In the case of Victim 5, the evidence was clear, Rozen said. He cited the man's court testimony and a psychological evaluation, showing the man had been scarred by the abuse.
Rozen and Kline said they first met to discuss the cases on the Jewish holiday of Yom Kippur last September. They spent hours at Kline's apartment in New York City overlooking Central Park as they began to grapple with how to assign value to the suffering of a sex-abuse victim, among other variables. Both men previously had participated in high-profile, so-called mass tort cases. Rozen was involved in the settlements for 9/11 victims; Kline represented patients in the Vioxx drug case.
The Penn State case, though with fewer victims, was challenging in a different way, the lawyers said.
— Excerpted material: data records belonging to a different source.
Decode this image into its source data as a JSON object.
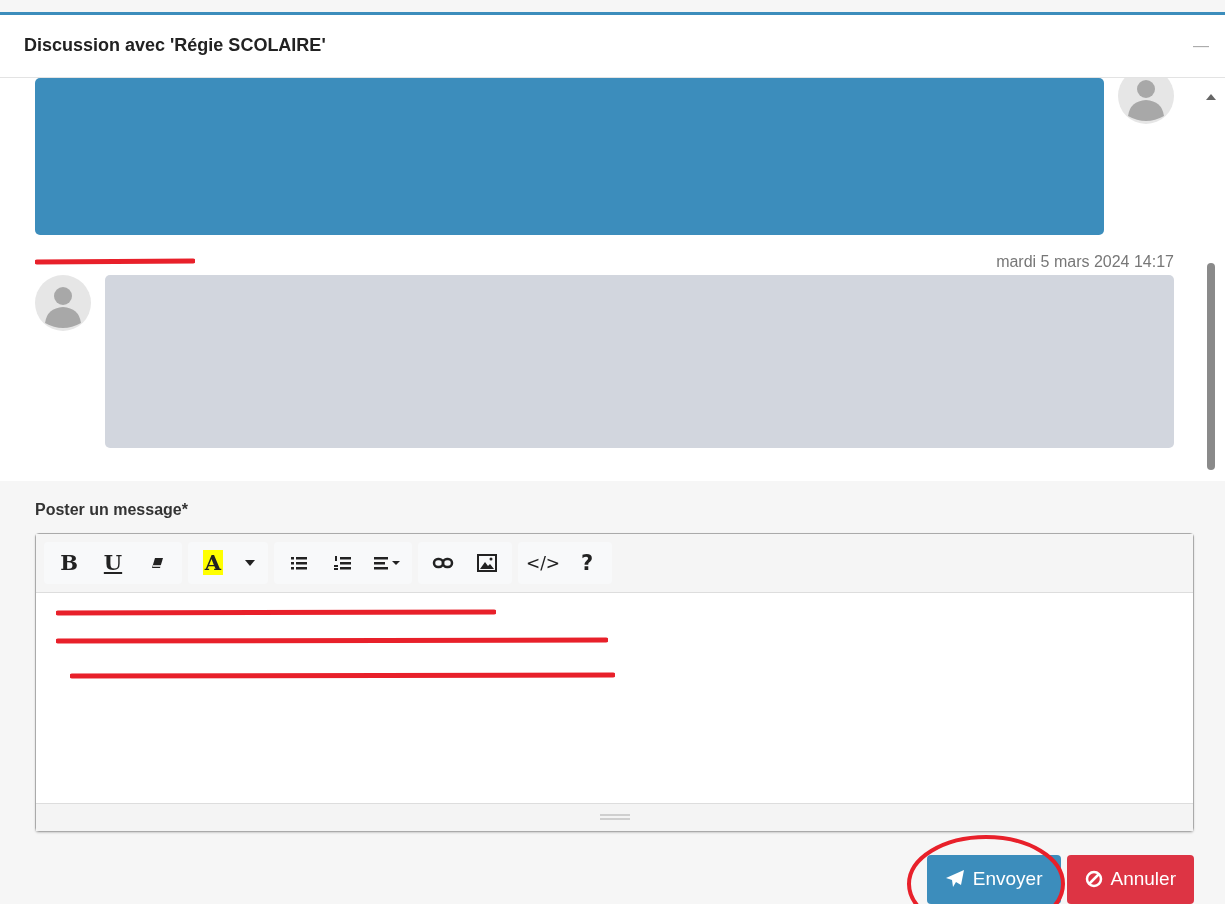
{
  "window": {
    "title": "Discussion avec 'Régie SCOLAIRE'",
    "minimize": "—"
  },
  "messages": [
    {
      "kind": "own"
    },
    {
      "kind": "other",
      "date": "mardi 5 mars 2024 14:17"
    }
  ],
  "compose": {
    "label": "Poster un message*",
    "toolbar": [
      [
        {
          "kind": "bold",
          "label": "B"
        },
        {
          "kind": "underline",
          "label": "U"
        },
        {
          "kind": "eraser"
        }
      ],
      [
        {
          "kind": "highlight",
          "label": "A"
        },
        {
          "kind": "caret"
        }
      ],
      [
        {
          "kind": "bullets"
        },
        {
          "kind": "numbers"
        },
        {
          "kind": "align"
        }
      ],
      [
        {
          "kind": "link"
        },
        {
          "kind": "image"
        }
      ],
      [
        {
          "kind": "code",
          "label": "</>"
        },
        {
          "kind": "help",
          "label": "?"
        }
      ]
    ]
  },
  "buttons": [
    {
      "kind": "send",
      "label": "Envoyer"
    },
    {
      "kind": "cancel",
      "label": "Annuler"
    }
  ]
}
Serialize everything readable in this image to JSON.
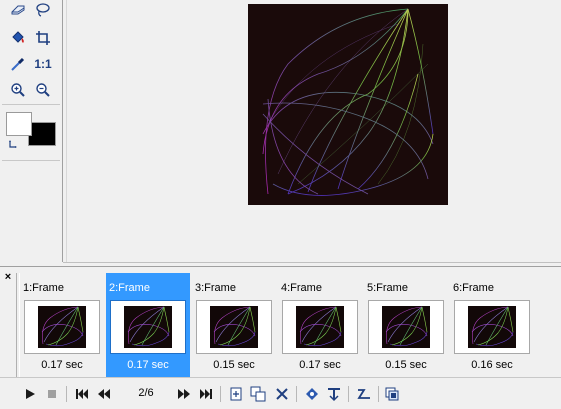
{
  "toolbox": {
    "tools": [
      {
        "name": "eraser-icon"
      },
      {
        "name": "lasso-icon"
      },
      {
        "name": "paint-bucket-icon"
      },
      {
        "name": "crop-icon"
      },
      {
        "name": "eyedropper-icon"
      },
      {
        "name": "actual-size-label",
        "text": "1:1"
      },
      {
        "name": "zoom-in-icon"
      },
      {
        "name": "zoom-out-icon"
      }
    ],
    "foreground_color": "#ffffff",
    "background_color": "#000000"
  },
  "animation": {
    "selected_index": 1,
    "frames": [
      {
        "label": "1:Frame",
        "delay": "0.17 sec"
      },
      {
        "label": "2:Frame",
        "delay": "0.17 sec"
      },
      {
        "label": "3:Frame",
        "delay": "0.15 sec"
      },
      {
        "label": "4:Frame",
        "delay": "0.17 sec"
      },
      {
        "label": "5:Frame",
        "delay": "0.15 sec"
      },
      {
        "label": "6:Frame",
        "delay": "0.16 sec"
      }
    ],
    "frame_counter": "2/6"
  },
  "colors": {
    "selection": "#3399ff",
    "canvas_bg": "#1a0a0a"
  }
}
"It was much harder to evaluate injury," Kline explained. "In this kind of case, you're looking into the mind of a victim of sexual abuse."
Rozen also had to negotiate with other lawyers to get an agreement in principle on the initial, "global" settlement.
"It's like a 3-D chess match," Rozen said. "There are multiple layers and lots of pieces."
The case also was complicated by its widespread publicity, Rozen said, and a lack of knowledge about some victims who were not part of the court proceedings.
The lawyers said they didn't get down to talking dollars for months. When they did, things got more difficult.
"You get 90 percent of the way there," Kline said. "You get into the tunnel under the Hudson River and then the train stops."
But Rozen and Penn State board of trustees member Ira Lubert - a Philadelphia-area real estate investor who was overseeing the negotiations for the board - visited Kline's office recently. It was at that meeting that a dollar amount was decided. Kline said he was impressed with Penn State's desire to do right by the victims, a sentiment Lubert conveyed.
"It convinced me of what the university was trying to say to the victims," Kline said.